Debugging

Debugging is one of the most important parts of application development. This section describes debugging tools compatible with SwiftWasm.

These tools are DWARF-based, so you need to build your application with DWARF sections enabled. If you are using carton bundle, you can use the --debug-info flag to enable debugging with optimized application. If you are using swift build, it is enabled by default.

Chrome DevTools

When you are debugging a web browser application, Chrome DevTools is a good tool to use. It allows you to put breakpoints, step through at Swift source code level.

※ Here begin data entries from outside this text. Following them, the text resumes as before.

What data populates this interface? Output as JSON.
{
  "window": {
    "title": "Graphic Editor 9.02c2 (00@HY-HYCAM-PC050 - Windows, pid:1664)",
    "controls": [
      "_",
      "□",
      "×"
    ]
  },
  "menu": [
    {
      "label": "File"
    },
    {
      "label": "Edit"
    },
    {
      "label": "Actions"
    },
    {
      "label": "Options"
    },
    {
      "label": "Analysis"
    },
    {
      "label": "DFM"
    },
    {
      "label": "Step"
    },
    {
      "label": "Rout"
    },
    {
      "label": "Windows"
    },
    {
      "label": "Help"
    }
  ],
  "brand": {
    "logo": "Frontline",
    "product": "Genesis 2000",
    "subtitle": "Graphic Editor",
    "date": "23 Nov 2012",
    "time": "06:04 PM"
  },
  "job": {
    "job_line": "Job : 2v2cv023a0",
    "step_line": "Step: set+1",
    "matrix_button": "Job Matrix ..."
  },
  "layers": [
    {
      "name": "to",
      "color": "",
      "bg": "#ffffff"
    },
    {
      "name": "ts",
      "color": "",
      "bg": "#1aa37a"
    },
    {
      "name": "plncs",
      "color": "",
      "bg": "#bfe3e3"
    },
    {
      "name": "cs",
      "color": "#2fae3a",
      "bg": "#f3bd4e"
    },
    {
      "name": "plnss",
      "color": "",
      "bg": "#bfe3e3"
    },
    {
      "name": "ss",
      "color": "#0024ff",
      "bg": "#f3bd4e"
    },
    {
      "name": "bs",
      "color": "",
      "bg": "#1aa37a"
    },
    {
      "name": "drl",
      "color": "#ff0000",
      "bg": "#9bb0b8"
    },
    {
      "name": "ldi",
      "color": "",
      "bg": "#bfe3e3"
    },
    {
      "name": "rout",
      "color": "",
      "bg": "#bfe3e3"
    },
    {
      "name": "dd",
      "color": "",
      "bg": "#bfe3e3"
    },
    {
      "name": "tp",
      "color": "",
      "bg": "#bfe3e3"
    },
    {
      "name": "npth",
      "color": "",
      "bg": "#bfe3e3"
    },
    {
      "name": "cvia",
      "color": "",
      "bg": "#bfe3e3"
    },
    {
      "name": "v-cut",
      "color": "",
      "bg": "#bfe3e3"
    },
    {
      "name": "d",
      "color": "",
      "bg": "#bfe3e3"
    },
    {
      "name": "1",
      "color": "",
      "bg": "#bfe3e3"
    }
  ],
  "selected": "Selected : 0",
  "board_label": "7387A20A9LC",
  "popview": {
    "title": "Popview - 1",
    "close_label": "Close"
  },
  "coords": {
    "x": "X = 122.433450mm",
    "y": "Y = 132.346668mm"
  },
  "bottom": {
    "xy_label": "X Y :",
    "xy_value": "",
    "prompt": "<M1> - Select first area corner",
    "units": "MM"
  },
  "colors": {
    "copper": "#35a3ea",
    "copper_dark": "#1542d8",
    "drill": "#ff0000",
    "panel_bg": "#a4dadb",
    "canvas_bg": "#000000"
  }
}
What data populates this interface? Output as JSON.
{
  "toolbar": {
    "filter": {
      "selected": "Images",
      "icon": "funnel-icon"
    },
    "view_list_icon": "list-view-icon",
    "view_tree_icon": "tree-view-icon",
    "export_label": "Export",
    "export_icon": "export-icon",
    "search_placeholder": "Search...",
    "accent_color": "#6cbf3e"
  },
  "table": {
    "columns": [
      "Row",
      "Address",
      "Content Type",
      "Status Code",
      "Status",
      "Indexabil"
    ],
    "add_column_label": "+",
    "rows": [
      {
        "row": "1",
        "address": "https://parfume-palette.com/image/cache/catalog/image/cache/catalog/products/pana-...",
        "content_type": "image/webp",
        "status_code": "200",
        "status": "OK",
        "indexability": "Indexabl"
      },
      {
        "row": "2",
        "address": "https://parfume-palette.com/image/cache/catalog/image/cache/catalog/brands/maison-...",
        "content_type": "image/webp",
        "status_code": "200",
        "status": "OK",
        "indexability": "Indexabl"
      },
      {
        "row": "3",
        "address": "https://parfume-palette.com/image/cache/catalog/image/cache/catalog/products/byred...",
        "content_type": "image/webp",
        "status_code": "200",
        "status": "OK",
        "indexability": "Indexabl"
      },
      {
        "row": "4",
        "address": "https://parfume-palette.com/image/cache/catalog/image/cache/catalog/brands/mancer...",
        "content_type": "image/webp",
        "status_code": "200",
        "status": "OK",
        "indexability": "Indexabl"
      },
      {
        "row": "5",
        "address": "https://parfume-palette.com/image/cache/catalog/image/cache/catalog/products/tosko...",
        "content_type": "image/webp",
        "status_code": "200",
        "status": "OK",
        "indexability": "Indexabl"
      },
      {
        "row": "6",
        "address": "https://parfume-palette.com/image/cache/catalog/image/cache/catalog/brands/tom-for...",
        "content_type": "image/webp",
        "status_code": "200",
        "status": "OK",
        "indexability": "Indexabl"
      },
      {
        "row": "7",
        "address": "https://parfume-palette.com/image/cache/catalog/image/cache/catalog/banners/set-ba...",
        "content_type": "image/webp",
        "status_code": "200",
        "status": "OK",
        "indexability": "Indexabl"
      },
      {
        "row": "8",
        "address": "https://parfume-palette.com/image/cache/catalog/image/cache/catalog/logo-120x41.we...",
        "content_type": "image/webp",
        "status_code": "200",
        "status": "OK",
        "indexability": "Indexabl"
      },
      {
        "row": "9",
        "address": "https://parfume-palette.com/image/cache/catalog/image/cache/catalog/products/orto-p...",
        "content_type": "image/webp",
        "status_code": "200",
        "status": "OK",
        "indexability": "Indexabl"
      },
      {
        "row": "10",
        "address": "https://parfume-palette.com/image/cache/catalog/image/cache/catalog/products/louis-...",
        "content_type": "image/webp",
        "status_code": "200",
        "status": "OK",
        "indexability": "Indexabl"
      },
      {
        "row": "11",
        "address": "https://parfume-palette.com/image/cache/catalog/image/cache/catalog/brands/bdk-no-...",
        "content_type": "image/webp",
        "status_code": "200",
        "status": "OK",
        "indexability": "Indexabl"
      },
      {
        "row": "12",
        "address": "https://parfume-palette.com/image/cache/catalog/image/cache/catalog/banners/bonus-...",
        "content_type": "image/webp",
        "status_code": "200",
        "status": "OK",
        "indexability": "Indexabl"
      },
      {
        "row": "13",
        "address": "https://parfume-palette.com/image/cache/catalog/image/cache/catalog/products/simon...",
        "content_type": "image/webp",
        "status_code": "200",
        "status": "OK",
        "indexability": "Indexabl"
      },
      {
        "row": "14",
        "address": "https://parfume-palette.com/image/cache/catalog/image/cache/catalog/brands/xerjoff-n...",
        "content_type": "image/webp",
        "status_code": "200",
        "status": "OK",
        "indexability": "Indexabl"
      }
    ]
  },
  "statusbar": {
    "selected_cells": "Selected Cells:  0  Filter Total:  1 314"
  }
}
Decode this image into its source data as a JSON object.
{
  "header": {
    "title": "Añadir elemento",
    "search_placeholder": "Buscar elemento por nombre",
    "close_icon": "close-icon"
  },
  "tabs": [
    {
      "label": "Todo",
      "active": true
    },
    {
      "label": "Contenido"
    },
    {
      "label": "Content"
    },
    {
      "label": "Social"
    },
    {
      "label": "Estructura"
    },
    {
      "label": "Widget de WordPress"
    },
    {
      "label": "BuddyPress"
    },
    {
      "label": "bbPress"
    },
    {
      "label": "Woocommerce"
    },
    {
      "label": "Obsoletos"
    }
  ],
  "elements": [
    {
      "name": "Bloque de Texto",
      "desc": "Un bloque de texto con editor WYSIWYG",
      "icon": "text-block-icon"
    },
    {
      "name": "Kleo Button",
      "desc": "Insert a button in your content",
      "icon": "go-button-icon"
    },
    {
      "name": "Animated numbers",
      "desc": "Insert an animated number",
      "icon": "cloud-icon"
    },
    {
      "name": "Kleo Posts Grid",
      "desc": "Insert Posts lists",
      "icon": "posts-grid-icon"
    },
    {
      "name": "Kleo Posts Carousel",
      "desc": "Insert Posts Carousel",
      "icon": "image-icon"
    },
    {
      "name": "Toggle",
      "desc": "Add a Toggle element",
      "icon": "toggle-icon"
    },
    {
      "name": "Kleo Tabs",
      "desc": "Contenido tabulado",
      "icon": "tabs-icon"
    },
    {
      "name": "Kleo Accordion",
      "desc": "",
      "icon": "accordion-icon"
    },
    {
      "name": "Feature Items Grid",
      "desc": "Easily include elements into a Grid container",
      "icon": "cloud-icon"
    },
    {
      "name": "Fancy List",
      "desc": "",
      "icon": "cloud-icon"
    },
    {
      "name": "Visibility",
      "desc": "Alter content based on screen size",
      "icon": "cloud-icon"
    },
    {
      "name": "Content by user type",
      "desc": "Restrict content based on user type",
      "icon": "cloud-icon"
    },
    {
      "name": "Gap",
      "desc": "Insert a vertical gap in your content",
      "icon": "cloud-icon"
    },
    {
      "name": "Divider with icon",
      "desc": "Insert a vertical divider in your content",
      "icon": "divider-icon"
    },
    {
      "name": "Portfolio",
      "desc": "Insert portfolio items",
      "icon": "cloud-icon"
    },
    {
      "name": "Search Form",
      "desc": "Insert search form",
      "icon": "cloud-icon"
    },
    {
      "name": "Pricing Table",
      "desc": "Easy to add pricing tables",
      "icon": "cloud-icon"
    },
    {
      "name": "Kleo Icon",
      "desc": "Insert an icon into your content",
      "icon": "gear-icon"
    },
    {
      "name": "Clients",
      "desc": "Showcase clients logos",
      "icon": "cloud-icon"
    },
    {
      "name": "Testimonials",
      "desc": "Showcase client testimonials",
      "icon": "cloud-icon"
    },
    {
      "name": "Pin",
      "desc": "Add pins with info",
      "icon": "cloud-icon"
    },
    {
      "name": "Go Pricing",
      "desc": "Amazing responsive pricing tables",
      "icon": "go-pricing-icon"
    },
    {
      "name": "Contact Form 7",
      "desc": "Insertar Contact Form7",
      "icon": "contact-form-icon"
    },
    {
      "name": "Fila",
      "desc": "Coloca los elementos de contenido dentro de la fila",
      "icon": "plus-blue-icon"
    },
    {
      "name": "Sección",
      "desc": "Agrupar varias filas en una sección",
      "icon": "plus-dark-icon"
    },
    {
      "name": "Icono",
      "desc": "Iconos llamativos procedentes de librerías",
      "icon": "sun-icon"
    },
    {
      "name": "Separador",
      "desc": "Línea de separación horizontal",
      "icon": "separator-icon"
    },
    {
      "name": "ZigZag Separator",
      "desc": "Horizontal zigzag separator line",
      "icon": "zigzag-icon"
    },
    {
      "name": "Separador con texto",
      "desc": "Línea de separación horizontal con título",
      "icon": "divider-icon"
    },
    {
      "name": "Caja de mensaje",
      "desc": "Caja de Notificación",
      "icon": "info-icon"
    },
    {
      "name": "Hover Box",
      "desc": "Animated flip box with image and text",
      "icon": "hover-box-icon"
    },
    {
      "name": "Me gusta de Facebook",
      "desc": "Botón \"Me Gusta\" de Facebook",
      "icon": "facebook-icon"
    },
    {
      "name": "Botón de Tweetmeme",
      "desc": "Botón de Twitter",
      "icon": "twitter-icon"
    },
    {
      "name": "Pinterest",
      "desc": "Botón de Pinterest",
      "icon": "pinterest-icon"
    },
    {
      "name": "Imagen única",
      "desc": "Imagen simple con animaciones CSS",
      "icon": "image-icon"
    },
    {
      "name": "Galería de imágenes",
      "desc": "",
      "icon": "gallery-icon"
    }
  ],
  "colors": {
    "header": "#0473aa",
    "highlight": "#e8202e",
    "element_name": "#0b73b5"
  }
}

Please follow the steps below to configure Chrome DevTools for SwiftWasm:

  1. Install C/C++ DevTools Support (DWARF) extension in your Chrome
  2. Enable WebAssembly Debugging: Enable DWARF support in Experiments pane of DevTools settings

See the DevTools team's official introduction for more details about the extension.

Note that the function names in the stack trace are mangled. You can demangle them using swift demangle command.

Unfortunately, variable inspection is unavailable since Swift depends on its own mechanisms to do that instead of DWARF's structure type feature. (See this thread for more details)

wasminspect

wasminspect can help in the investigation if the debugged binary does not rely on integration with JavaScript. We recommend splitting your packages into separate executable targets, most of which shouldn't assume the availability of JavaScript to make debugging easier.

demo

wasm-memprof

If you are debugging memory leaks, wasm-memprof can help you. It is a tool to profile memory usage of WebAssembly applications with a few lines of setup code:

import { WMProf } from "wasm-memprof";
import { SwiftDemangler } from "wasm-memprof/plugins/swift-demangler.js";

const swiftDemangler = SwiftDemangler.create();
const WebAssembly = WMProf.wrap(globalThis.WebAssembly, {
  demangler: swiftDemangler.demangle.bind(swiftDemangler),
});

Check the repository for more details.